Bütün bunların dışında yurt içinden ve dışından gelen araştırmacılara;  yüksek lisans ve doktora tezlerini Sefarad Kültürü üzerine yazmak istiyorlarsa yol gösteriyor ve yardım ediyoruz.

  Bu güne kadar ses getiren birçok projeye imza attınız, geleceğe yönelik projeleriniz neler?

Eğer merkezimiz, cemaat yönetimi tarafından kapatılmazsa o zaman tabii ki çalışmalarımıza devam ederiz. Şu anda Irvin Mandel’in karikatür kitapları “Mozotros Ailesi”nin Judeo-Espanyolca bir versiyonunu yayınlamaya çalışıyoruz.

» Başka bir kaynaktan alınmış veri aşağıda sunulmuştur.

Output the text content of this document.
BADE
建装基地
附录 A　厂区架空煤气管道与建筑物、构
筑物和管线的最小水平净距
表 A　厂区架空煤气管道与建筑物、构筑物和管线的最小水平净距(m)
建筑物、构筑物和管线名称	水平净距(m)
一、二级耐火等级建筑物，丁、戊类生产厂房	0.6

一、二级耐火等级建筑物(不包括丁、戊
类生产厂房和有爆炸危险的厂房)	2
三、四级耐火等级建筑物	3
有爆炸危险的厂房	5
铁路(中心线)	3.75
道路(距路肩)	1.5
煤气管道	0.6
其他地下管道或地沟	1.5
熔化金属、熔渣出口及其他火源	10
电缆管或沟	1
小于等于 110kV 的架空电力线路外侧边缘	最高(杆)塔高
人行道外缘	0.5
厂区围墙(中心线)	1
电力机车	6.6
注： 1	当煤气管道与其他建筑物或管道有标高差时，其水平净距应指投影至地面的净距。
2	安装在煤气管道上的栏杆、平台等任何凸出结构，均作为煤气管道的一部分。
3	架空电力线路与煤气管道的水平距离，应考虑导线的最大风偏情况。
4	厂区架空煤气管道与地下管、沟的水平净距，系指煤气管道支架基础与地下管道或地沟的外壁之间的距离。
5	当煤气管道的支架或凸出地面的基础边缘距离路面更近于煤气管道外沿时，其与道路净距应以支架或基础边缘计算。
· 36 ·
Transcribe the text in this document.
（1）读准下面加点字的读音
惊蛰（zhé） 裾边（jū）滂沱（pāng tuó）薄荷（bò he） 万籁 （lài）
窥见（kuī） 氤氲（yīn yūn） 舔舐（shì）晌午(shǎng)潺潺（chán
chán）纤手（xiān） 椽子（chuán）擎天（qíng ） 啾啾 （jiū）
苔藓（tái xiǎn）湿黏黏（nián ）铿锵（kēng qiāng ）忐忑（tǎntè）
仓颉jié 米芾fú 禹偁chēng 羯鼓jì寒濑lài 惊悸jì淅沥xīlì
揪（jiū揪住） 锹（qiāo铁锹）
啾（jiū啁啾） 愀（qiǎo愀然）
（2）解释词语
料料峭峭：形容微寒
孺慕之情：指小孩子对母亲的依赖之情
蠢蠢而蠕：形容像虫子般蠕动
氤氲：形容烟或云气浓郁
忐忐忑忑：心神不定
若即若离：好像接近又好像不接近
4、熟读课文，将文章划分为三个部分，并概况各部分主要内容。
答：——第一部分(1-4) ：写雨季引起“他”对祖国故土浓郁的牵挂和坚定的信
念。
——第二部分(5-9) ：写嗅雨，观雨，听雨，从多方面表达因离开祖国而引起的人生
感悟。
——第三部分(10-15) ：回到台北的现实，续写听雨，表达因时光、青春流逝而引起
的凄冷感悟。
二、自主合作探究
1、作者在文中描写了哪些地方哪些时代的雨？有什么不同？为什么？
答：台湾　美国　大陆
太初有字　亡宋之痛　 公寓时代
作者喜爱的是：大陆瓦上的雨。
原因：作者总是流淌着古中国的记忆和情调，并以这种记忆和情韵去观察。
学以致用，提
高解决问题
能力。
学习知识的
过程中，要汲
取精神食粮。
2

Bir diğer büyük proje de Türk Sefarad Yemekleri Ansiklopedisi olacak. Bunun için birçok ön çalışma yaptık. Bu bildiğiniz yemek kitabı gibi olmayacak. Yemeklerle ilgili, şarkı, şiir, fıkra, atasözleri, deyimler vs gibi kültürümüzü oluşturan bütün öğelerden parçaları buluşturacağı gibi, değişik yerlerde değişik şekillerde pişirilen aynı yemeğin bütün versiyonlarını da içerecek, hatta yapması çok zor ve el tutan yemekler için de bir DVD koleksyona eklenecek. Bu projeyi yapabilirsek, cemaatimizin diğer üyelerinden olan Urfa, Antakya, Gürcü, vs gibi diğer toplulukların da yemek kültürlerini içeren bir kitaplar dizisi hazırlamak istiyorum. Eski ve çok zor yemekler yavaş yavaş kültürümüzden kaybolmakta. Bunları tamamen yok olmadan yakalamakta fayda var ama tabii bütün bunları yapabilmek için maddi kaynak gerekli.